Todos los indicios están mostrando que no existen intenciones reales del FMI de comenzar a negociar seriamente con la Argentina. Se lo sigue observando al gobierno de Eduardo Duhalde como endeble y sin capacidad para asegurar el cumplimiento de los compromisos asumidos hasta diciembre.
•Misión
Lavagna, por su parte, espera que el Fondo acceda a enviar una misión negociadora a más tardar antes de que termine el mes, según reconocieron ayer funcionarios de Hacienda a este diario. Es decir que la gente del FMI debería estar desembarcando en Buenos Aires a fines de la semana que viene.
Pero aún cumpliéndose este pronóstico optimista, lo cierto es que esas conversaciones no se extenderían por menos de tres semanas, lo cual estiraría la fecha para el cierre de un acuerdo recién a fines de setiembre. Todo demasiado lento para los deseos del equipo económico, que necesita buenas señales del exterior para evitar que se compliquen más las variables económicas y mantener la tranquilidad en lo financiero.
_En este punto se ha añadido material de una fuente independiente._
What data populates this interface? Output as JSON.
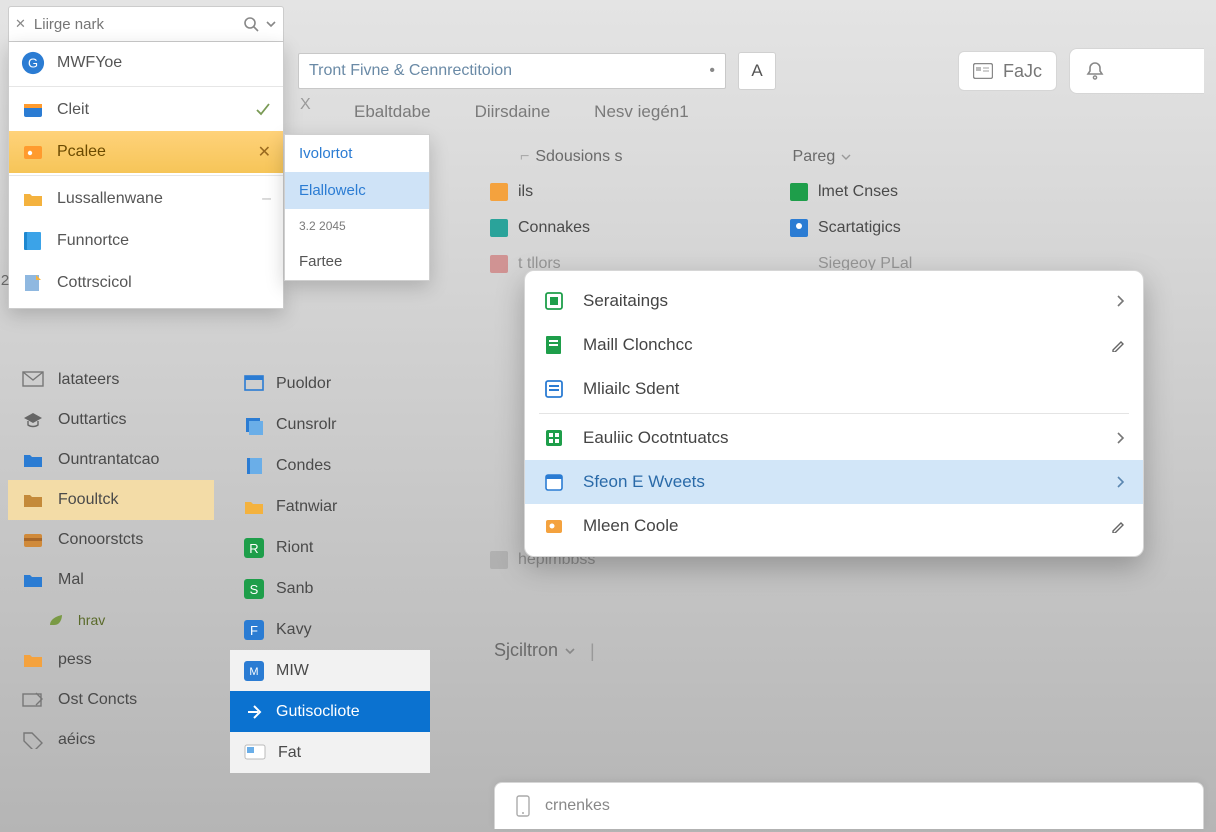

La Carta de Intención elaborada por Economía contiene una serie de pronósticos en materia de crecimiento del PBI, evolución de la recaudación y superávit primario de este año y el próximo. «Nos apuramos para mandarla como un gesto de que estamos interesados en acordar. Pero ahora son ellos los que tienen el tema en sus manos y veremos qué tiempos están dispuestos a manejar», reflexionaban ayer en Economía.